Black Ops also lets players spend COD Points to customize their characters in myriad different ways, from creating a personal emblem (built in a robust graphic editor), to choosing a new targeting reticule for a gun’s scope, to marking weapons with clan tags. Just about every facet of Black Ops’ multiplayer can be personalized, and many will while away the evening customizing their avatars for maximum cool factor and sex appeal.

You can tweak just about everything in the multiplayer.

All of the old game modes return from Modern Warfare 2, along with a few new ones in the form of Wager Matches. Wager Matches are on-the-side modes different from the regular games of Headquarters and Team Deathmatch—players wager COD Points that they will be in the top three, adding a gambling appeal to the content. Players can compete in four different match types: Sticks and Stones (which gives the players a crossbow, throwing knife, and tomahawk), Sharpshooter (which cycles through weapons on a set time interval), One in the Chamber (each person has a gun with one bullet, and subsequent kills give more bullets), and Gun Game (players start with a handgun and climb their way through 20 weapons with each kill). I spent most of my Wager Match time with Gun Game, and though I don’t think it’ll become my primary way to play, it was a fun diversion from the main game.

Where Black Ops’ multiplayer shines the brightest is in its map design.
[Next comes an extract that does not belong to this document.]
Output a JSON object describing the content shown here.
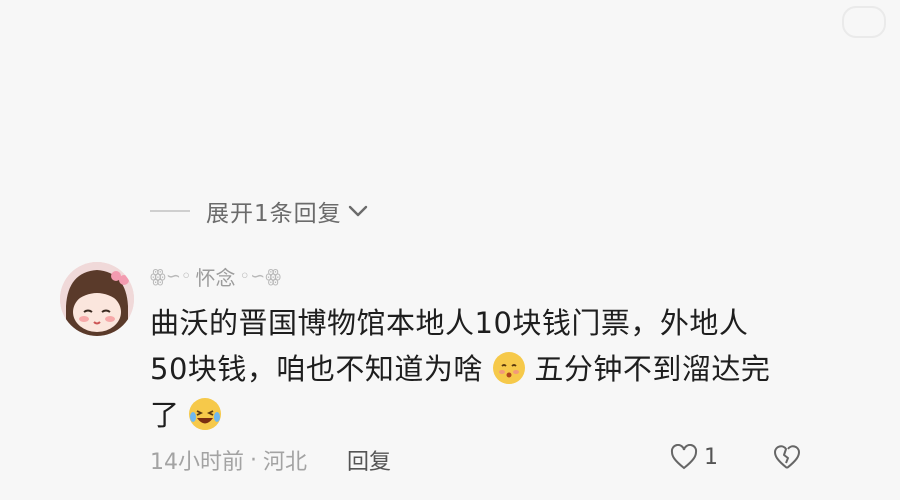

I enjoyed the crap out of Modern Warfare 1 and 2’s multiplayer, but there were always a handful of maps that I felt were just plain bad. I never got that feeling from Black Ops; there were definitely a few maps I was less skilled at, but there were absolutely none that made my blood boil the way Bloc or Estate did.

My favorite map: Nuketown. Think that one place in the fourth Indy movie, sans fridge.

All in all, Black Ops was a worthy rental, though I’m not sure if I’ll make the conversion and purchase it. The multiplayer was fun enough, but the single player wasn’t quite up to snuff for me; a few design issues and an uninteresting story dampened the impact that it could have had. Fans of the Call of Duty series may want to look into Black Ops for its balanced and satisfying Xbox Live play, but those looking for a quality, replayable solo experience may want to test the waters before fully taking the plunge.